Соклея осенило: Майбия разыгрывает из себя гетеру. Девчонка из борделя должна была принимать посетителей тогда, когда они хотели, и делать то, что они хотели. Но куртизанки высокого класса, красивые и очаровательные, имели привилегию принимать мужчин тогда, когда того хотели они сами, а не тогда, когда требовали мужчины. Что делало гетер более соблазнительными — если ты урезониваешь их, это показывает (или создает видимость) того, что они действительно тебя хотят.
«Должен ли я спустить ей это с рук?»
Соклей погладил бороду. Может, Майбия решила, что он влюбился по уши и поэтому будет терпеть от нее все, что угодно. Если она так думает, она ошибается. То, что Менедем считал невзрачностью и простотой иностранки, привлекало Соклея — но влюбиться? Юноша покачал головой. Он не мог даже вообразить, чтобы он влюбился в женщину, с которой нельзя серьезно побеседовать… А умственные способности Майбии были не больше, чем следовало ожидать от девушки, похищенной из кельтской деревни и проданной в бордель.
И все-таки это не решало вопроса. Соклей снизил Ламахию цену на шелк для того, чтобы иметь свободный доступ к этой девице. Он полагал… нет, был уверен, что Ламахий может приказать Майбии отдаться посетителю немедленно. Но это бы только заставило девушку надуться, а Соклей был не из тех, кто наслаждается возмущенными партнершами. В противном случае он бы чаще ложился дома с фракийской рабыней.
Вообще-то можно потребовать, чтобы Ламахий вернул ему пять драхм скидки. Можно-то можно — но хозяин борделя, скорее всего, рассмеется ему в лицо и предложит пожаловаться властям. Соклей только наживет себе неприятности: ну какие у него шансы выиграть дело в чужом городе, даже против содержателя борделя?

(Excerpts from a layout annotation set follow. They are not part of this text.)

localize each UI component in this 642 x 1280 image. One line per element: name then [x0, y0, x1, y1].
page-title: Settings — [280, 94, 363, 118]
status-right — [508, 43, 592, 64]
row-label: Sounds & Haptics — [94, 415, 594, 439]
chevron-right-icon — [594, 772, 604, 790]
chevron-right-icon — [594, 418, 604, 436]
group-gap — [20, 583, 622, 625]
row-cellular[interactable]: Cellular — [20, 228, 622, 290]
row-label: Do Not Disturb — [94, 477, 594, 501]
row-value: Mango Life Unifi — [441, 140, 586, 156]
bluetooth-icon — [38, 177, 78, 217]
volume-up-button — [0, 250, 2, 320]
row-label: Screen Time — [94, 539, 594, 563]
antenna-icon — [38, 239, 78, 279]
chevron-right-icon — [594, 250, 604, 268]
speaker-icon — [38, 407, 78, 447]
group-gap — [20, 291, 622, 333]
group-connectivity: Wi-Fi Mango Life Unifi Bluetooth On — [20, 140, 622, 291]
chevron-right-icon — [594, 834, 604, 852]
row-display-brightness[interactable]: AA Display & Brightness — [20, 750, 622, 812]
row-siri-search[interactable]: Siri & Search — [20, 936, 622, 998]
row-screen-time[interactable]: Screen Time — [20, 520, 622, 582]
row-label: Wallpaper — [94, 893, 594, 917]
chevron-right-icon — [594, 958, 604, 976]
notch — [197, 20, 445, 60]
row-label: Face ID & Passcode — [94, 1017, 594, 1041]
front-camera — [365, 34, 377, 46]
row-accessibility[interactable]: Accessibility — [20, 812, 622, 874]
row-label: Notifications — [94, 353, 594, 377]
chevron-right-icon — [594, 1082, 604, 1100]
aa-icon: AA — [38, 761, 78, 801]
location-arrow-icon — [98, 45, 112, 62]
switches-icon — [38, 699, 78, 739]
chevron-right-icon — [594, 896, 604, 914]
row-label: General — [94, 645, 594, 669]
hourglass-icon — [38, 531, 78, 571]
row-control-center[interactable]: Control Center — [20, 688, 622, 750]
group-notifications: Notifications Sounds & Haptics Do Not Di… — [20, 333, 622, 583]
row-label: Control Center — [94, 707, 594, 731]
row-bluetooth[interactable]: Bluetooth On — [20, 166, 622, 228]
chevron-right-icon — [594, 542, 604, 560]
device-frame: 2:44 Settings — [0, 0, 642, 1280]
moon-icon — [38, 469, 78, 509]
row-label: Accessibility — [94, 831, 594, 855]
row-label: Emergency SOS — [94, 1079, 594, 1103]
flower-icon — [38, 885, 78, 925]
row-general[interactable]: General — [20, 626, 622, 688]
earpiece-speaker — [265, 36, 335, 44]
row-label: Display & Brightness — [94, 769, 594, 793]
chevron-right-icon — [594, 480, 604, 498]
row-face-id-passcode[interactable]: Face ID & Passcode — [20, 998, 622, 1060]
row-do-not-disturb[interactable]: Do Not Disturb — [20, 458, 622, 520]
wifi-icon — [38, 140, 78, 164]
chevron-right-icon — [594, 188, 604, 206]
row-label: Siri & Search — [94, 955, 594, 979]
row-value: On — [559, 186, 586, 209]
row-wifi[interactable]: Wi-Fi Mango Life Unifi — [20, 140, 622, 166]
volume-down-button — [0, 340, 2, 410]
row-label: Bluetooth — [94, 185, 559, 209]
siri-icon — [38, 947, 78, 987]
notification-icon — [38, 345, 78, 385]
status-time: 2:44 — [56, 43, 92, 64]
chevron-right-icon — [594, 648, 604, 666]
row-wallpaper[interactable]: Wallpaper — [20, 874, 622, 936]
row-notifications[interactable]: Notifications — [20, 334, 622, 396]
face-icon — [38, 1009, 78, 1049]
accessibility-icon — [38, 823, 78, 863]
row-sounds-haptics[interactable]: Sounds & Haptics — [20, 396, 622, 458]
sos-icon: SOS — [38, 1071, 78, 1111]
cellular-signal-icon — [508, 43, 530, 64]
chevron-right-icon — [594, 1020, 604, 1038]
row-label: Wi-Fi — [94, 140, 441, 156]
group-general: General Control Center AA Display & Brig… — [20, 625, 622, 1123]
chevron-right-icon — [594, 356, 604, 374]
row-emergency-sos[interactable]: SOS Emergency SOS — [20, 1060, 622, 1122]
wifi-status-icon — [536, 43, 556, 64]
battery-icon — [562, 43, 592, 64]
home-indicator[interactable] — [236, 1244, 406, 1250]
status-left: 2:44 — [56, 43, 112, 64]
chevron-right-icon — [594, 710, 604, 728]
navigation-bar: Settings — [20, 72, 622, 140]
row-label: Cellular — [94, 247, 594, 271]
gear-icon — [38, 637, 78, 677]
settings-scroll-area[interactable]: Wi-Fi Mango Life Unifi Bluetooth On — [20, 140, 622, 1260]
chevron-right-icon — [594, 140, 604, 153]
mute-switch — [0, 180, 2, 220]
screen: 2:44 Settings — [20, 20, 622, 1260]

— Ну? — спросил Ламахий. — Выбить из нее эту дурь?
— Нет, не стоит, — ответил Соклей. Прямо поставленный вопрос невольно заставил его принять решение. — Я приду завтра.
Уходя, он заметил презрение в глазах Ламахия. Но если хозяин борделя маскировал презрение за маской дружелюбия, то его рабы и не пытались этого сделать.
— Подкаблучник, — сказал один из них другому достаточно громко, чтобы гость услышал.
Уши Соклея зарделись, но он не обернулся.
* * *
Дома Менедем сказал ему то же самое.
— Можешь брюзжать сколько угодно насчет меня и Филлис, — добавил он, — но это ничто в сравнении с тем, что ты позволяешь варварской рабыне водить тебя за член.
— Нет-нет, ты не понял, — возразил Соклей. — Все совсем не так. Я не злюсь на нее, как мужчина злится на женщину, когда та его дурачит. Видят боги, не злюсь.
— Надо было отправиться прямо к ней и взять ее, — заявил его двоюродный брат. — А так ты выставил себя дураком, согласен?
— Ну, пожалуй, немножко, — признался Соклей, хотя он выставил себя дураком более чем достаточно. — Но, с другой стороны, я же не собираюсь покупать девушку и брать ее с собой. А если владелец начнет думать о ней как о возможной гетере — в конце концов, разве она не обвела вокруг пальца торговца с Родоса? — Майбии будет легче жить после того, как я уеду. Может, у нее даже появится шанс собрать денег на выкуп и обрести свободу.
Двоюродный брат насмешливо посмотрел на него.
— Ты бы никогда не поймал меня на таких глупостях ради какой-то рабыни.
— Ты, вероятно, тоже не поймаешь меня на таком, когда мы вернемся на Родос, — сказал Соклей. — Но здесь, в Таренте… — Он пожал плечами. — Кому какая разница?
Однако Менедема это явно не убедило.
— Я все же считаю, что она держит тебя за яйца, а ты придумываешь себе оправдания.